Tuesday, October 23, 2007

An entertaining spectacle

Nothing like displaying your near-naked body to the entire neighborhood at 11:30 on a sunny Saturday morning. It happened like this: Just stepping out of the bath, I heard pathetic whimperings coming from the next room. I wrapped myself in a towel and went to investigate. My daughters, Drama Queen and Miss G were out on the front porch roof repairing a Halloween banner they'd made. They'd instructed their little brother, Mr. McP to hold the window open for them. The window is heavy and the storm window had fallen, so he was holding both. I took the window burden from him and immediately the storm window came completely loose and swung out of the frame. What's the best way to call attention to yourself when you are standing in an open window, wearing nothing but a towel? Scream “Goddammit!” repeatedly and as loudly as possible.
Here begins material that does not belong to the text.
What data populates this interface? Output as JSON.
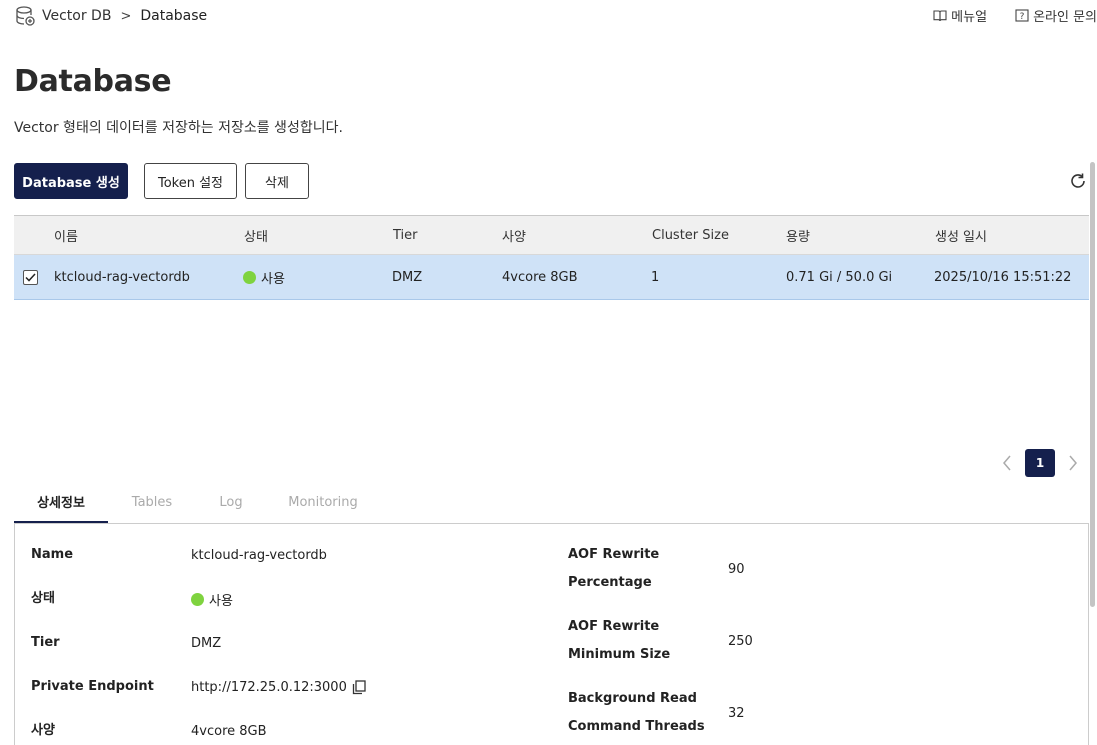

Drama Queen miraculously caught the storm window before it shattered on the porch roof, and I somehow managed to hold up the heavy sash, maneuver the storm window into the house, and not let my towel fall off—which it wanted to do very much.
So my corner of Belmont got to enjoy the sight of a crazy screaming naked lady who apparently lets her kids play on the roof.
Other than that it was a fun weekend. We got together with friends on Saturday and Sunday and last night we ate dinner at the C&O on the dime of the pharmaceutical industry.